This coming week we will begin a new worship series on the book of Revelation. The Series Title is: “Revealing Revelation: Easter Worship Series. In a shameless over-simplification, the Bible is a narrative drama with God as the author, producer, director, and main character:
2. Covenant—Exodus to Malachi
3. Christ/Messiah—Matthew to John—the Gospels
4. Church—Acts to Jude
5. The Consummation—The Apocalypse of St. John the Divine
God will bring history to a worthy conclusion when the creation which de jure (by right) belongs to God’s realm will de facto (in fact) “become the kingdom of our Lord and of his Messiah, and he will reign forever and ever” (Revelation 11:15).
The author is John who does not identify himself other than as a servant, a brother:
[1:1] The revelation of Jesus Christ, which God gave him to show his servants what must soon take place; he made it known by sending his angel to his servant John, Rev. 1:1
 I, John, your brother who share with you in Jesus the persecution and the kingdom and the patient endurance, was on the island called Patmos because of the word of God and the testimony of Jesus. Rev. 1:9
 I, John, am the one who heard and saw these things. And when I heard and saw them, I fell down to worship at the feet of the angel who showed them to me (Rev. 22:8).

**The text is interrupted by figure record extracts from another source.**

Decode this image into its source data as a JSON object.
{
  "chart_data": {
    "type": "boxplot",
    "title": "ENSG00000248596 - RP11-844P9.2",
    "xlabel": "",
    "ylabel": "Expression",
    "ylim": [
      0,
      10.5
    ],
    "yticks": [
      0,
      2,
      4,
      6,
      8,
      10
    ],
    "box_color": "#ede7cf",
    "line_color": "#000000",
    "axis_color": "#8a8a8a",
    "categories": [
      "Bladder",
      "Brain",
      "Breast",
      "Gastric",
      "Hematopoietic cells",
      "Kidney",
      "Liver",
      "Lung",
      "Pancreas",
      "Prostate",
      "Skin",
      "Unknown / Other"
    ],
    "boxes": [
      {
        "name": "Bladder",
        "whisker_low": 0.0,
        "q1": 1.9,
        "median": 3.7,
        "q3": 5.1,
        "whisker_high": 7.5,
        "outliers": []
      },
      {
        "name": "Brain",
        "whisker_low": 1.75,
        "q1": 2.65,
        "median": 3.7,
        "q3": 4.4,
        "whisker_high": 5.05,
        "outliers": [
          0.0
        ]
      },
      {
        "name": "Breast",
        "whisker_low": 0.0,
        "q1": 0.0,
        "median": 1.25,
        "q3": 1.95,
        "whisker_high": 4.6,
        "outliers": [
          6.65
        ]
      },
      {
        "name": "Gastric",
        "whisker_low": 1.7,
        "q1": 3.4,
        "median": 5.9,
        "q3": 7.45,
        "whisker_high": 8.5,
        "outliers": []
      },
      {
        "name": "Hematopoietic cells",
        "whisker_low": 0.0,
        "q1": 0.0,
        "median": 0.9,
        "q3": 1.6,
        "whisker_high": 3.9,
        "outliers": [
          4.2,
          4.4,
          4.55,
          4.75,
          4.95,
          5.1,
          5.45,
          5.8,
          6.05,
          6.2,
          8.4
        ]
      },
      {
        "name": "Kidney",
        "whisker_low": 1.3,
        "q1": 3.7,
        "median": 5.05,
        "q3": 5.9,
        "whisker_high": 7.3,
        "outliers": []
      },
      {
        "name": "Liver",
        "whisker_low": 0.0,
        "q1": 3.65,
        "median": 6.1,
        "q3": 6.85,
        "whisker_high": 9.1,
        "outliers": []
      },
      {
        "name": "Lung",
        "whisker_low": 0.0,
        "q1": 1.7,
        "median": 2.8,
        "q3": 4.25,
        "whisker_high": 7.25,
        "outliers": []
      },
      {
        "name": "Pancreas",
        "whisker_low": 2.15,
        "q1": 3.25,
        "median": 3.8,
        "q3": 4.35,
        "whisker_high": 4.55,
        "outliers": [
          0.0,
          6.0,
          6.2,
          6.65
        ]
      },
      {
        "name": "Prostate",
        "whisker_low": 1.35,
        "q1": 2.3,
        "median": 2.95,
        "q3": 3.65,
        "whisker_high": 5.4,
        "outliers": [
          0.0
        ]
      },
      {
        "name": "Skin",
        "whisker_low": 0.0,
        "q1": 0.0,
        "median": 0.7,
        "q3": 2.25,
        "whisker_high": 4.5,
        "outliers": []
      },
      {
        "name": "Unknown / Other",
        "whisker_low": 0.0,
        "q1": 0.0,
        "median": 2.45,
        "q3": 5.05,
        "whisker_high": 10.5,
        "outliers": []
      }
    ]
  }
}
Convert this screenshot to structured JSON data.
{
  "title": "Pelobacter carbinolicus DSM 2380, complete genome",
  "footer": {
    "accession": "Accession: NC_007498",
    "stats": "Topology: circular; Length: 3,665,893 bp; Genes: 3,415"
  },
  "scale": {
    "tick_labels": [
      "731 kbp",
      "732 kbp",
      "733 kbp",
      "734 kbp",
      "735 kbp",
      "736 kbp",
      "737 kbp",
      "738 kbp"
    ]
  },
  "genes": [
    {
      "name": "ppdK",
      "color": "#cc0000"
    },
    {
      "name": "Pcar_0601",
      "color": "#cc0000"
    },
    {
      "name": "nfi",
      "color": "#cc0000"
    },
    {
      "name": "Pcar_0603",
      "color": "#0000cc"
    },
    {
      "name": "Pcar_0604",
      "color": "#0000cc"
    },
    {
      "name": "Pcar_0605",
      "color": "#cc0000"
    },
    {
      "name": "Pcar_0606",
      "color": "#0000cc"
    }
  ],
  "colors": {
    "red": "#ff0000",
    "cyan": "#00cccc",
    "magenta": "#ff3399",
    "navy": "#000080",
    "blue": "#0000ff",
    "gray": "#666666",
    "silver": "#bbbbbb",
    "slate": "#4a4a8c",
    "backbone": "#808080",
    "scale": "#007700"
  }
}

The book of Revelation is about both visions and auditions. Revelation was written around A.D. 90-96, while Christians suffered persecution under the Roman emperor Domitian. John addressed the one letter to seven churches: To the churches facing persecution, Revelation was a word of hope to inspire courage. To lukewarm churches, Revelation was a call to return to faithfulness. For all churches, the message was that only faith in Christ would sustain them in persecution.
Revelation contains three literary forms: apocalypse, prophecy, and letter. The message of Revelation is threefold:
1. Jesus Christ gained an ultimate victory over evil.
2. The powers of evil are still active in the world.
3. The faithful must struggle in the face of evil. God is in charge of human history.
In reporting his visionary experiences John frequently uses symbolic language. Sometimes John explains the meaning of the symbols. Other symbols really need no explanation: for example, the number seven (used 57 times in the text). Everyone knows that there are seven days in a week; then another week begins. Thus seven means completion or perfection.
Other symbols in Revelation can be understood in the light of the symbolism used in the Hebrew Scriptures, particularly the books of Ezekiel, Daniel, and Zechariah. It is clear that John had studied the Hebrew Scriptures [OT] thoroughly.
For this reason the book of Revelation is a very good summary of the whole of Scripture. Of the 404 verses that comprise the 22 chapters of the book of Revelation, 278 verses contain one or more allusions to an OT passage. John has so meticulously pondered the OT that when it came to recording the import of his visions of God and heaven, he expressed himself by using phrases borrowed from the prophets and writers of Israel. Therefore, in attempting to understand John’s symbolism, we must consider not only the book itself, but also John’s use of the Old Testament.
New Yorker Cartoon:
Man carrying a placard (sign board) that reads:
“Yesterday in this space I predicted that the world would come to an end. It did not, however. I regret any inconvenience this may have caused.”
I hope you can get into this most fascinating and for some fearsome book of the Bible as we explore it the next six weeks.